The days after Halloween are when decorations like carved pumpkins really get scary, rotting on porches and awaiting disposal. Recycling and compost experts say it’s also a time when a lot of waste is accumulated.

“I kind of look at Halloween as the gateway holiday. So, it’s just good to start to be mindful about how much we’re consuming during this time and what is happening with whatever we have leftover,” said Alise Certa with the Chittenden Solid Waste District. She and others say the amount of waste the holiday produces is one of the scariest parts of the spooky season.

“Most of the stuff that we use on Halloween are not recyclable — from the buckets to the candy — even the costumes that most of the kids wear,” said Corey Berman with the University of Vermont’s Zero Waste Program. He says although putting up organic decorations like pumpkins is a good alternative to plastics; they also typically end up in the trash when the trick-or-treating ends. “About 1.5 billion pounds of pumpkins are produced in the country each year. The majority of those pumpkins will go to the landfill, and when they break down, they create methane gas, which is a potent greenhouse gas.”

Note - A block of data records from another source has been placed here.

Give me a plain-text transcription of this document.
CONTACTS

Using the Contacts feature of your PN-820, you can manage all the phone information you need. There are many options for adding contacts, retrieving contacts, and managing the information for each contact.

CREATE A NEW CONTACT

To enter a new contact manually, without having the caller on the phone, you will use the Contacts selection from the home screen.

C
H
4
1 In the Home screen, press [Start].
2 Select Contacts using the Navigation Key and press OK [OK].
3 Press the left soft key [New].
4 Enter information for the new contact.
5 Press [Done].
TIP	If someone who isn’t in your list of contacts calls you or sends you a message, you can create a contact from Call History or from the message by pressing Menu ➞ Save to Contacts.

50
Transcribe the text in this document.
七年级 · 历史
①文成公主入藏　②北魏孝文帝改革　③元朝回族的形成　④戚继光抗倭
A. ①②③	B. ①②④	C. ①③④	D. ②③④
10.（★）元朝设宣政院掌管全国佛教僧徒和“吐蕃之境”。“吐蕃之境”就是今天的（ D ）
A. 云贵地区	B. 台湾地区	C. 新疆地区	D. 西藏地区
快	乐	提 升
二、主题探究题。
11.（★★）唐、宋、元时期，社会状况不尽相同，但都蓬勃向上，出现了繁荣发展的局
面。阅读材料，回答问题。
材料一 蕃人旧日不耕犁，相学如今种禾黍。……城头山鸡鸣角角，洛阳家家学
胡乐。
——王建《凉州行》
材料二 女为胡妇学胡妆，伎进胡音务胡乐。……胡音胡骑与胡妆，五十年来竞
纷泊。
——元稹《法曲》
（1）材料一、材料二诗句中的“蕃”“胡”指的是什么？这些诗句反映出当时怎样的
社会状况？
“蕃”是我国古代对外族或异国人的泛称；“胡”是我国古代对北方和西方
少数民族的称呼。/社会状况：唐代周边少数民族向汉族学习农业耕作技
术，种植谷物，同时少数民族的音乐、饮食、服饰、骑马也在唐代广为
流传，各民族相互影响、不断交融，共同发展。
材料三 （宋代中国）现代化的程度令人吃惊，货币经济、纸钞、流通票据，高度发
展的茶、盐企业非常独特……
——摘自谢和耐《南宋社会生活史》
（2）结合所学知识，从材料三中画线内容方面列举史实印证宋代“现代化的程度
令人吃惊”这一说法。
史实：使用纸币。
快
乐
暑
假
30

This is why organizations like CSWD want you to focus on composting. “The good news is that people are bringing the pumpkins to us and that’s fantastic because they go over to our composting operation, Green Mountain Compost, and it becomes compost for the next season,” Certa said.

Along with making sure you handle your decorations responsibly, Berman said it’s also important to look ahead. “We’re really trying to focus back on those three R’s which we all grew up with, which is reduce, reuse, recycle. So, first of all, certainly, reduce where we can reuse what we can. And then finally, if you’re going to recycle something, make sure you’re doing it properly, just really looking at ways to minimize purchasing items at the last minute that are going to get disposed of,” he said.

And if you’re not sure whether or not something is recyclable, CSWD officials say you could always bring your waste to them and they’ll help you figure out the best way to deal with it.